– Ну, может быть, это мелочь, Уэйд. Но то, как эти ребята используют командный принцип, слишком напоминает мне какую-то машину. Вроде тех, что работают на приисках. Это оставляет в стороне роль отдельного игрока – играть ему или не играть, хорошо играть или не очень. Отдаваться ли игре полностью. То, что они подразумевают под командным принципом, это просто-напросто использование людей как винтиков машины. Они забывают, что человек сам должен решать, и каждый день, будет он делать это или нет, что люди устроены совсем не так, как машины. Я не считаю их позицию безумием, Уэйд. Я просто вижу в ней подход девятнадцатого века – динамо-машины и прочий вздор, – и он мне не нравится.
– Но в конечном счете результат получается тот же, так? – серьезно спрашивает Уэйд. – Наша команда побеждает.

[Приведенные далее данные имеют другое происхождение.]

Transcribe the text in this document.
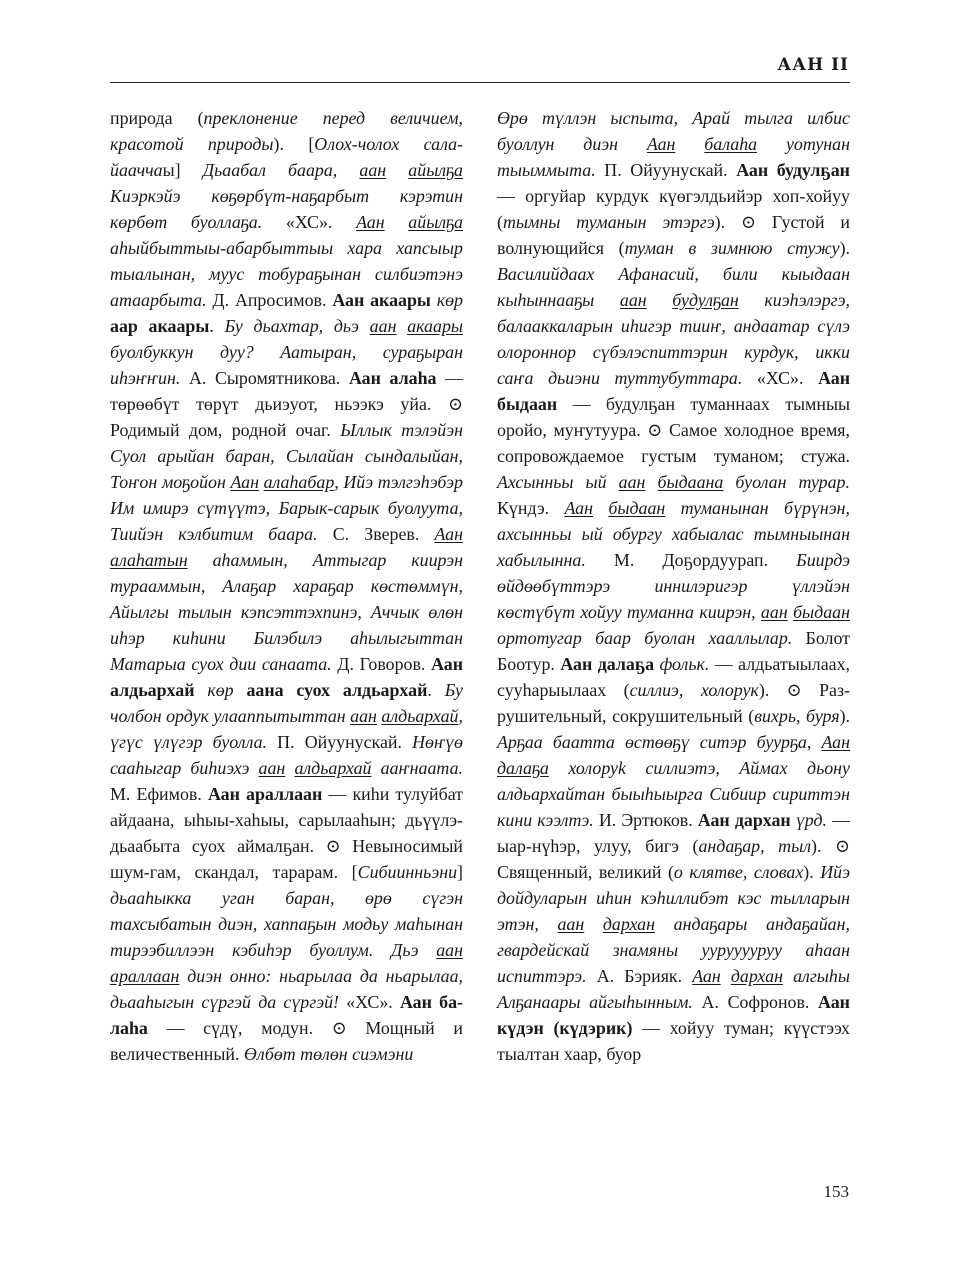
ААН II

природа (преклонение перед величием, красотой природы). [Олох-чолох салайааччаы] Дьаабал баара, аан айылҕа Киэркэйэ көҕөрбүт-наҕарбыт кэрэтин көрбөт буоллаҕа. «ХС». Аан айылҕа аһыйбыттыы-абарбыттыы хара хапсыыр тыалынан, муус тобураҕынан силбиэтэнэ атаарбыта. Д. Апросимов. Аан акаары көр аар акаары. Бу дьахтар, дьэ аан акаары буолбуккун дуу? Аатыран, сураҕыран иһэҥҥин. А. Сыромятникова. Аан алаһа — төрөөбүт төрүт дьиэуот, ньээкэ уйа. ⊙ Родимый дом, родной очаг. Ыллык тэлэйэн Суол арыйан баран, Сылайан сындалыйан, Тоҥон моҕойон Аан алаһабар, Ийэ тэлгэһэбэр Им имирэ сүтүүтэ, Барык-сарык буолуута, Тиийэн кэлбитим баара. С. Зверев. Аан алаһатын аһаммын, Аттыгар киирэн турааммын, Алаҕар хараҕар көстөммүн, Айылгы тылын кэпсэттэхпинэ, Аччык өлөн иһэр киһини Билэбилэ аһылыгыттан Матарыа суох дии санаата. Д. Говоров. Аан алдьархай көр аана суох алдьархай. Бу чолбон ордук улааппытыттан аан алдьархай, үгүс үлүгэр буолла. П. Ойуунускай. Нөҥүө сааһыгар биһиэхэ аан алдьархай ааҥнаата. М. Ефимов. Аан араллаан — киһи тулуйбат айдаана, ыһыы-хаһыы, сарылааһын; дьүүлэ-дьаабыта суох аймалҕан. ⊙ Невыносимый шум-гам, скандал, тарарам. [Сибиинньэни] дьааһыкка угaн баран, өрө сүгэн тахсыбатын диэн, хаппаҕын модьу маһынан тирээбиллээн кэбиһэр буоллум. Дьэ аан араллаан диэн онно: ньарылаа да ньарылаа, дьааһыгын сүргэй да сүргэй! «ХС». Аан балаһа — сүдү, модун. ⊙ Мощный и величественный. Өлбөт төлөн сиэмэни

Өрө түллэн ыспыта, Арай тылга илбис буоллун диэн Аан балаһа уотунан тыыммыта. П. Ойуунускай. Аан будулҕан — оргуйар курдук күөгэлдьийэр хоп-хойуу (тымны туманын этэргэ). ⊙ Густой и волнующийся (туман в зимнюю стужу). Василийдаах Афанасий, били кыыдаан кыһыннааҕы аан будулҕан киэһэлэргэ, балааккаларын иһигэр тииҥ, андаатар сүлэ олороннор сүбэлэспиттэрин курдук, икки саҥа дьиэни туттубуттара. «ХС». Аан быдаан — будулҕан туманнаах тымныы оройо, муҥутуура. ⊙ Самое холодное время, сопровождаемое густым туманом; стужа. Ахсынньы ый аан быдаана буолан турар. Күндэ. Аан быдаан туманынан бүрүнэн, ахсынньы ый обургу хабыалас тымныынан хабылынна. М. Доҕордуурап. Биирдэ өйдөөбүттэрэ иннилэригэр үллэйэн көстүбүт хойуу туманна киирэн, аан быдаан ортотугар баар буолан хааллылар. Болот Боотур. Аан далаҕа фольк. — алдьатыылаах, сууһарыылаах (силлиэ, холорук). ⊙ Разрушительный, сокрушительный (вихрь, буря). Арҕаа баатта өстөөҕү ситэр буурҕа, Аан далаҕа холоруk силлиэтэ, Аймах дьону алдьархайтан быыһыырга Сибиир сириттэн кини кээлтэ. И. Эртюков. Аан дархан үрд. — ыар-нүһэр, улуу, бигэ (андаҕар, тыл). ⊙ Священный, великий (о клятве, словах). Ийэ дойдуларын иһин кэһиллибэт кэс тылларын этэн, аан дархан андаҕары андаҕайан, гвардейскай знамяны уурууууруу аһаан испиттэрэ. А. Бэрияк. Аан дархан алгыһы Алҕанаары айгыһынным. А. Софронов. Аан күдэн (күдэрик) — хойуу туман; күүстээх тыалтан хаар, буор

153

И замолкает, быстро моргая.
– Да, если каждый решает, что он этого хочет. Если все умеют работать хорошо и подолгу. Меня как раз «если» и заботят, Уэйд. Они и то, что связано с личным решением, наверное, так. Мы слишком многое принимаем за данность. А что, если я просто не так уж и сильно хочу победить – или не могу?
– Тогда вам не место в команде, – отвечает совершенно запутавшийся (за что я его винить не могу) Уэйд. – Давайте считать, что я в этом не разбираюсь, а, Фрэнк?
– Если хотите знать, это все они – торчки-негритосы с большими зарплатами, – говорит Кэйд. – По-моему, если бы у каждого был пистолет, все шло бы чин чинарем.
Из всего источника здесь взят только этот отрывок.